Peter had also had trouble with the law. He had been remanded in custody overnight, but was subsequently told that his benefits had been stopped because he had been in prison, which was not the case. He had been told to reapply, and was concerned that this meant another 5-6 weeks wait. In fact, he should get paid on the same day of the month as before, but there is still the problem of payment for the time he wasn’t signed on, and there may be a long wait till his next payment date. We directed him to Shelter, too, to get this sorted out and put in a complaint.

Richard had been thrown out of the Salvation Army hostel and had no place to stay or food to eat. Another one for Shelter.

Of course the vast majority of people were not caught up with the law, just the heartless mess of the benefit system, with its troubled computer system and inadequate training.

Ruth is yet another person who has been having problems getting the New-Style JSA she is entitled to on the basis of her National Insurance payments, rather than being put on Universal Credit. She had lost money, too, as she has a small pension that had been set against the Universal Credit payments but wouldn’t affect the contribution-based JSA. Her problems had started when she signed on online and was automatically redirected from JSA to UC, but she had been given a lot of wrong advice from the DWP since.

John had gone into the jobcentre to find his National Insurance number, which had got lost when he moved house. He needed to give it to a job-agency, but the jobcentre told him that now everything was computerised he had to request it online, and they were unable to give it him.

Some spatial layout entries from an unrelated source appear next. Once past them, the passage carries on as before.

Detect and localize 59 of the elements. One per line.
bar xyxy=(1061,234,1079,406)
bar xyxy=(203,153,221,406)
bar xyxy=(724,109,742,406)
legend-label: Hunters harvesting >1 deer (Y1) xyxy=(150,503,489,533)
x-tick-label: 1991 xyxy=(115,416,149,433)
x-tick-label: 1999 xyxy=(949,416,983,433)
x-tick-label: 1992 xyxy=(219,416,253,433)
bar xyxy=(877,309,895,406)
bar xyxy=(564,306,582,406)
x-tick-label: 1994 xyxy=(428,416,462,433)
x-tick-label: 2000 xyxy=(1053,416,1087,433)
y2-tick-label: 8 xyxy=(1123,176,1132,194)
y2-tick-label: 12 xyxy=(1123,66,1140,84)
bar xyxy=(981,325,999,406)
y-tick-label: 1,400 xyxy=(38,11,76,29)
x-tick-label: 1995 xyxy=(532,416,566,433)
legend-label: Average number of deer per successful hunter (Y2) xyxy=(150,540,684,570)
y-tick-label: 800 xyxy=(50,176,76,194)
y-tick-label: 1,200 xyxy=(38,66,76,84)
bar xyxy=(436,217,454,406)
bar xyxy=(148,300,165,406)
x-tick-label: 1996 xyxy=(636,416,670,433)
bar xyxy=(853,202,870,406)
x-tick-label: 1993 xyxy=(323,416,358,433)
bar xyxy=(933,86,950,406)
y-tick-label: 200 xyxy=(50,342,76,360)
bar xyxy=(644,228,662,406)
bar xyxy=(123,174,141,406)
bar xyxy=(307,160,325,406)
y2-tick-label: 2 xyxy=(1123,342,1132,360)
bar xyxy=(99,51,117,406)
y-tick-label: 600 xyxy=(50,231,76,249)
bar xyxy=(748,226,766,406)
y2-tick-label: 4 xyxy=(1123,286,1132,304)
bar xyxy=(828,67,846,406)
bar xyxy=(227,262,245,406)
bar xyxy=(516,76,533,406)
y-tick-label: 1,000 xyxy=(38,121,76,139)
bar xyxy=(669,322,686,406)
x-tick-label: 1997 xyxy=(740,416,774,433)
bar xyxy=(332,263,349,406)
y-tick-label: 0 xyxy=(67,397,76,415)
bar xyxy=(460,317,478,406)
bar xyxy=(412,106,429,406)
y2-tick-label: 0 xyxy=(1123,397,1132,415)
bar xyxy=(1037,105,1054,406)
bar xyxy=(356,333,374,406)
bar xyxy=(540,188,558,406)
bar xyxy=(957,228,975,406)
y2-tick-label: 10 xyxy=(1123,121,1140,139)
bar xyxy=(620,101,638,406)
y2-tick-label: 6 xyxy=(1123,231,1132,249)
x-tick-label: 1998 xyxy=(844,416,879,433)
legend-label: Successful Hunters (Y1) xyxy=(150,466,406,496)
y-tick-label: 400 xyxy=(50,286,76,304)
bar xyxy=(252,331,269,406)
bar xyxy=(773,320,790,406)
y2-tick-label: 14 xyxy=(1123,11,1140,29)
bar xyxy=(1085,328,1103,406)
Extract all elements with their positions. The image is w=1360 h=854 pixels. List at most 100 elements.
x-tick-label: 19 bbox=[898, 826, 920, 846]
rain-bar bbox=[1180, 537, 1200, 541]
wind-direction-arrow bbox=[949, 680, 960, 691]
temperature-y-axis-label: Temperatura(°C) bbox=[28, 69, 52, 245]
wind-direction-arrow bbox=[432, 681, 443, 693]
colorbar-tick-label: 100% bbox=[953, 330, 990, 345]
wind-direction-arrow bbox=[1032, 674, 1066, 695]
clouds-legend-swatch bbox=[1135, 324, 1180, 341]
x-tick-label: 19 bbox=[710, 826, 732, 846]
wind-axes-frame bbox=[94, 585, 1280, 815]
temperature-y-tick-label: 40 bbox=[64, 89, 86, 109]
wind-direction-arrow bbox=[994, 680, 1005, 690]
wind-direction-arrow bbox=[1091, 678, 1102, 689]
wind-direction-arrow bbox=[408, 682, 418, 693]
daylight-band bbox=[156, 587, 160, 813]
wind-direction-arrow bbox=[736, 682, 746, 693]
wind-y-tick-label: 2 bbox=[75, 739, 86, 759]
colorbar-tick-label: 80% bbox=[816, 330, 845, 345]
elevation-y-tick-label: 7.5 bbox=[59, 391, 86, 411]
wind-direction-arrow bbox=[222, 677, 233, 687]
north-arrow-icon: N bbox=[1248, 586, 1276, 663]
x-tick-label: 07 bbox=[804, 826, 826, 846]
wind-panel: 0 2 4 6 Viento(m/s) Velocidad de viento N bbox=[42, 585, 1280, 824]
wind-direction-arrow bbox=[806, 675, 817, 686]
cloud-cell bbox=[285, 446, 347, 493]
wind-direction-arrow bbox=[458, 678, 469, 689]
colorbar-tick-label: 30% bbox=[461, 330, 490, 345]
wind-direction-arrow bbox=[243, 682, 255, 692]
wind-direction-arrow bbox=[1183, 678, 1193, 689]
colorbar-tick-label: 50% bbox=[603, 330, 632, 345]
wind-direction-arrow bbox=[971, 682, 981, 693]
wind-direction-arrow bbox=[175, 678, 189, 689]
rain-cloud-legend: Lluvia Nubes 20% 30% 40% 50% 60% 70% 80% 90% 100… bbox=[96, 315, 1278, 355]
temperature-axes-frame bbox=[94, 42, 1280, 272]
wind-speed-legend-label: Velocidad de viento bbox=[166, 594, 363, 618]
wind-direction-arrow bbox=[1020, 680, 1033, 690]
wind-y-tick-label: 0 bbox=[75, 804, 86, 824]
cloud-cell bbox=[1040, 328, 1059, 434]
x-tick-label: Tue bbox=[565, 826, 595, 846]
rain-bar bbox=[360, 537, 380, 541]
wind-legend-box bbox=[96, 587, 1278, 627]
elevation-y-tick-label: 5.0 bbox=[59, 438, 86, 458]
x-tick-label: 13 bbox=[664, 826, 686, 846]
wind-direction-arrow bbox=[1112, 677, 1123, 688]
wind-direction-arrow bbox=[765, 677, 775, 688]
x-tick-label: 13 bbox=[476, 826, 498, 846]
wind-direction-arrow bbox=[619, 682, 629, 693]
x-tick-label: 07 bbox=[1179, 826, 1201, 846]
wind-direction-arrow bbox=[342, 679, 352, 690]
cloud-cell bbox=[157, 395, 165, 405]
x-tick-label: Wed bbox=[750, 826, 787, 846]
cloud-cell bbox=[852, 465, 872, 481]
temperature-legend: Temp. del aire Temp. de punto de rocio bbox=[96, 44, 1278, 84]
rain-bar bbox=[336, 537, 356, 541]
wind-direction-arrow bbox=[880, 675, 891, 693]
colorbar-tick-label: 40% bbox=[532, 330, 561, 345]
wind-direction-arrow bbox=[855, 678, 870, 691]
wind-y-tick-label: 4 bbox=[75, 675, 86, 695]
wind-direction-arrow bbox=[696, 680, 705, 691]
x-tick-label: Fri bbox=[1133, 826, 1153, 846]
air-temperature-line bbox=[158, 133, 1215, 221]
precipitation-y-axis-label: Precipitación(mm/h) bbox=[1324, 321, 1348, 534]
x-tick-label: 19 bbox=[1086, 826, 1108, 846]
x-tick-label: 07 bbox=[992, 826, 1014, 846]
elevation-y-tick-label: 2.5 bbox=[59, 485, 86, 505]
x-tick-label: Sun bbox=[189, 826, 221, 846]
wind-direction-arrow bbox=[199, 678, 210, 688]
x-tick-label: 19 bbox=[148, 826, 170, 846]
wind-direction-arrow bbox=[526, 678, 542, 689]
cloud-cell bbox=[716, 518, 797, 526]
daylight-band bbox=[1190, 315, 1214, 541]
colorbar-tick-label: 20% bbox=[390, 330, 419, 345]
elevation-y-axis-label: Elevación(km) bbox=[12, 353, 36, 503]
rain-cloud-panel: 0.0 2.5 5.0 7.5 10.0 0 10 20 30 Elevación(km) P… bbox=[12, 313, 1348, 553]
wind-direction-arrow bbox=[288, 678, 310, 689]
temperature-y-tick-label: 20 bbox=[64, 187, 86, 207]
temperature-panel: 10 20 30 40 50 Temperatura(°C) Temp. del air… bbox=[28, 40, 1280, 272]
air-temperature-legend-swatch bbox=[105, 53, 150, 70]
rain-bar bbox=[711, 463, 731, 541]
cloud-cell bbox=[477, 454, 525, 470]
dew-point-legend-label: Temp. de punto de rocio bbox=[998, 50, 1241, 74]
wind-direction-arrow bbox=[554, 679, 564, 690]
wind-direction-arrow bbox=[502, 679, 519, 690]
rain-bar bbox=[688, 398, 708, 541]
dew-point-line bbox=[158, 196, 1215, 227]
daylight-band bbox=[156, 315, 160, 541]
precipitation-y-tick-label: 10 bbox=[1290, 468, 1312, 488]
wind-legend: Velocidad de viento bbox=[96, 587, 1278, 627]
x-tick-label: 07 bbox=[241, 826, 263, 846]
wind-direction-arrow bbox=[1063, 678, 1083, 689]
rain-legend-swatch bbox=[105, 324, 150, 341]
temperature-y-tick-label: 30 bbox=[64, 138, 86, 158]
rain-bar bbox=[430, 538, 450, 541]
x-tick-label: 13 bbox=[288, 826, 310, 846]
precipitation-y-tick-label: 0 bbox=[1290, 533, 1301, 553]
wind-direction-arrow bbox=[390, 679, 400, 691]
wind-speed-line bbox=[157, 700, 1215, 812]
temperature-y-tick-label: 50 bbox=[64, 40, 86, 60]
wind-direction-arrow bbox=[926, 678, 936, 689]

Joanne told us that her expected UC payment hadn’t come, and she had been told that she would get nothing till next week. But, as sometimes happens when people feel totally let down by the whole process, she refused our offer of help.

There were other cases too, in this busy, rainy two hours. And it was worrying to be told by two separate people that they had just been made redundant from construction jobs that were quite separate from the collapse of McGills last week.